Выбрать главу

Алексей выронил мешок с черепами и прислонился к стене.

– Ой, не могу, подожди-ка… Тяжело дышать.

– Дыши через нос, Алёша, медленно, отрегулируй свое состояние. Омм – вдох, Омм – выдох. Легче?

Алексей слабо улыбнулся.

– Ну вот, видишь… Ты чего испугался? Смерти? Смерти нет, есть переход из одного состояния в другое.

– Да, точно, лама Гулу так говорит. Я на проповеди ходил.

– Знаю, что ходил.

– Ага, кто б сомневался! А еще я испугался, что сам был вторым скелетом. Ну… что это мы с тобой тут замуровались, чтобы черепа никто не нашел.

– Ты спрашиваешь, знали ли мы друг друга в прошлой жизни? Знали. Но ты не был ламой.

– А кем я был?

– Моя задача – направлять тебя так, чтобы ты сам вспомнил, если это, конечно, важно.

– Да, важно, хочу все знать!

– Тогда ты все вспомнишь, а сейчас идем. Благоприятное время на исходе. Надо завершить ритуал запечатывания последнего черепа до полуночи.

– Значит ты и лама Гулу пожертвовали собой, чтобы зло не расползалось по Кхумбу?

– Некоторые колдуны и шаманы приносят в жертву невинных животных, чтобы задобрить духов, но мы, буддисты, считаем это дикостью и крайней мерой жестокости. Духов можно задобрить хлебом и сладостями, а единственное живое существо, на которое у тебя есть права, – ты сам, и единственная возможная жертва во имя блага живых существ – собственное тело. Однажды Будда шел по лесу и увидел умирающую тигрицу. Ей нечем было кормить тигренка, от голода пропало молоко. Будда отдал ей собственное тело и спас мать и сына. В одной из следующих жизней Будда стал принцем Сиддхартхой, которого мы и знаем как Будду, а тигрица стала его матерью.

– Так я не понял, лама Речунг, вы что? Покончили с собой?

– Нет, конечно, нет. Мы сели в медитацию, запечатали вход, погрузились в самадхи и переродились.

Алексей шел молча, погруженный в мысли, а затем в безмыслие, пока не остановился перед вертикальным препятствием.

– Я так понимаю, что дальше я один? – спросил Лёха, выгружая снаряжение. – Не обижайся, лама Речунг, но ты человек в возрасте, как ты по отвесной скале полезешь? Только скажи, что делать, как ритуал провести, и я справлюсь!

– Знаю, что справишься, а вот еще один знак Мани ты не заметил, – Речунг наклонился и стер бурый налет с маленькой неприметной дверцы. – Нет никакой нужды куда-то лезть, – он нажал на белый камень. – Добро пожаловать в сердце Адеш-Парват!

«Вот же дебил! – Лёха прополз вслед за наставником по короткому тоннелю, тихо матерясь. – Простых путей мы не ищем, да, мастер Буреев? Обязательно надо куда-то щемиться! Ох и Лёха, ох и красавец!»

На площадке по-прежнему пахло чем-то странным, над пирамидой потрескивало и переливалось марево, похожее на Северное сияние.

– Что это, лама Речунг?

– Неупокоенные души колдунов. Давай сюда черепа.

Лёха протянул мешок.

Лама аккуратно поставил череп трехсотлетнего колдуна на верхний этаж из трех голов и увенчал пирамиду останками последнего Цэрина из линии бон, не называющих имена.

– А что написано на камнях? Это же на тибетском? – Лёха кивнул на черные камни, наставленные по кругу.

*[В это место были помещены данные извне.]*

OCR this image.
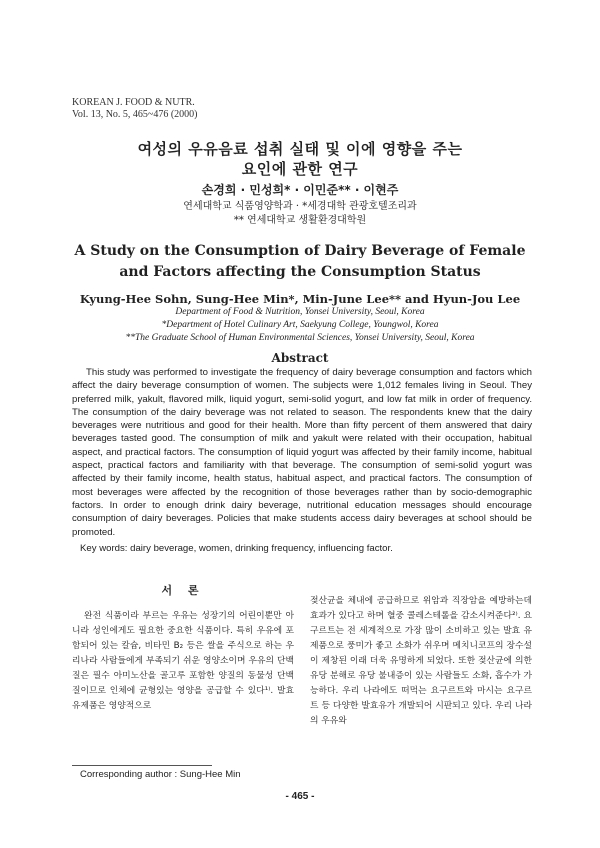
KOREAN J. FOOD & NUTR.
Vol. 13, No. 5, 465~476 (2000)
여성의 우유음료 섭취 실태 및 이에 영향을 주는
요인에 관한 연구
손경희 · 민성희* · 이민준** · 이현주
연세대학교 식품영양학과 · *세경대학 관광호텔조리과
** 연세대학교 생활환경대학원
A Study on the Consumption of Dairy Beverage of Female
and Factors affecting the Consumption Status
Kyung-Hee Sohn, Sung-Hee Min*, Min-June Lee** and Hyun-Jou Lee
Department of Food & Nutrition, Yonsei University, Seoul, Korea
*Department of Hotel Culinary Art, Saekyung College, Youngwol, Korea
**The Graduate School of Human Environmental Sciences, Yonsei University, Seoul, Korea
Abstract

This study was performed to investigate the frequency of dairy beverage consumption and factors which affect the dairy beverage consumption of women. The subjects were 1,012 females living in Seoul. They preferred milk, yakult, flavored milk, liquid yogurt, semi-solid yogurt, and low fat milk in order of frequency. The consumption of the dairy beverage was not related to season. The respondents knew that the dairy beverages were nutritious and good for their health. More than fifty percent of them answered that dairy beverages tasted good. The consumption of milk and yakult were related with their occupation, habitual aspect, and practical factors. The consumption of liquid yogurt was affected by their family income, habitual aspect, practical factors and familiarity with that beverage. The consumption of semi-solid yogurt was affected by their family income, health status, habitual aspect, and practical factors. The consumption of most beverages were affected by the recognition of those beverages rather than by socio-demographic factors. In order to enough drink dairy beverage, nutritional education messages should encourage consumption of dairy beverages. Policies that make students access dairy beverages at school should be promoted.

Key words: dairy beverage, women, drinking frequency, influencing factor.
서 론

완전 식품이라 부르는 우유는 성장기의 어린이뿐만 아니라 성인에게도 필요한 중요한 식품이다. 특히 우유에 포함되어 있는 칼슘, 비타민 B₂ 등은 쌀을 주식으로 하는 우리나라 사람들에게 부족되기 쉬운 영양소이며 우유의 단백질은 필수 아미노산을 골고루 포함한 양질의 동물성 단백질이므로 인체에 균형있는 영양을 공급할 수 있다¹⁾. 발효 유제품은 영양적으로

젖산균을 체내에 공급하므로 위암과 직장암을 예방하는데 효과가 있다고 하며 혈중 콜레스테롤을 감소시켜준다²⁾. 요구르트는 전 세계적으로 가장 많이 소비하고 있는 발효 유제품으로 풍미가 좋고 소화가 쉬우며 메치니코프의 장수설이 제창된 이래 더욱 유명하게 되었다. 또한 젖산균에 의한 유당 분해로 유당 불내증이 있는 사람들도 소화, 흡수가 가능하다. 우리 나라에도 떠먹는 요구르트와 마시는 요구르트 등 다양한 발효유가 개발되어 시판되고 있다. 우리 나라의 우유와

Corresponding author : Sung-Hee Min
- 465 -
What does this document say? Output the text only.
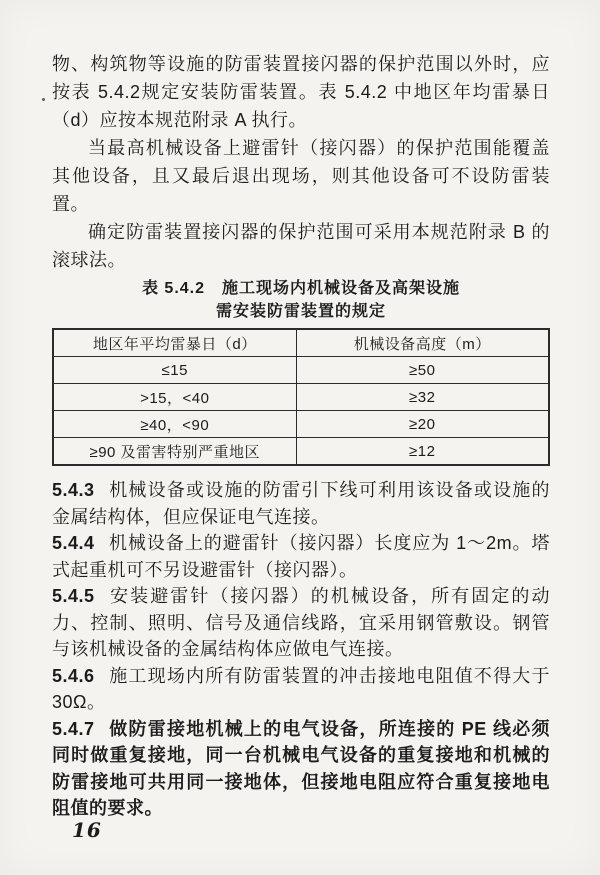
物、构筑物等设施的防雷装置接闪器的保护范围以外时，应按表 5.4.2规定安装防雷装置。表 5.4.2 中地区年均雷暴日（d）应按本规范附录 A 执行。

当最高机械设备上避雷针（接闪器）的保护范围能覆盖其他设备，且又最后退出现场，则其他设备可不设防雷装置。

确定防雷装置接闪器的保护范围可采用本规范附录 B 的滚球法。

表 5.4.2　施工现场内机械设备及高架设施
需安装防雷装置的规定
地区年平均雷暴日（d）	机械设备高度（m）
≤15	≥50
>15，<40	≥32
≥40，<90	≥20
≥90 及雷害特别严重地区	≥12

5.4.3 机械设备或设施的防雷引下线可利用该设备或设施的金属结构体，但应保证电气连接。

5.4.4 机械设备上的避雷针（接闪器）长度应为 1～2m。塔式起重机可不另设避雷针（接闪器）。

5.4.5 安装避雷针（接闪器）的机械设备，所有固定的动力、控制、照明、信号及通信线路，宜采用钢管敷设。钢管与该机械设备的金属结构体应做电气连接。

5.4.6 施工现场内所有防雷装置的冲击接地电阻值不得大于 30Ω。

5.4.7 做防雷接地机械上的电气设备，所连接的 PE 线必须同时做重复接地，同一台机械电气设备的重复接地和机械的防雷接地可共用同一接地体，但接地电阻应符合重复接地电阻值的要求。

16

– Да, на тибетском. Надпись гласит: «Ом Ами Дэва Хри! Мы желаем вам лучшего перерождения в чистой земле Будды Амиды!» Эту мантру мы и будем повторять.

– И сколько повторять?

– Пока кости не превратятся в прах. Не волнуйся, до рассвета закончим.

***

Серые проблески утра окрасили вершину Адеш-Парват и зашумели многоголосием живых существ.

Поющая дверь отворилась в последний раз. Из недр горы вышли два мага, старый и молодой, и в тот же миг два стража, охранявшие вход, превратились в пепел, исполнив свой долг.

«Оммм, – пропела дверь, прощаясь. – Ом Мани Падме Хум!»

Алексей думал, что показалось, и для верности провел рукой по выступу – нет, не показалось: впервые за долгие годы на Мертвой горе появился мох и едва заметные ростки кустарников.

***

Вторник 28 мая начался с математических подсчетов. Лёха сидел за столиком уличного кафе в Намче, рисовал схему Эвереста с южной и северной сторон и записывал примерное время подхода от точки до точки.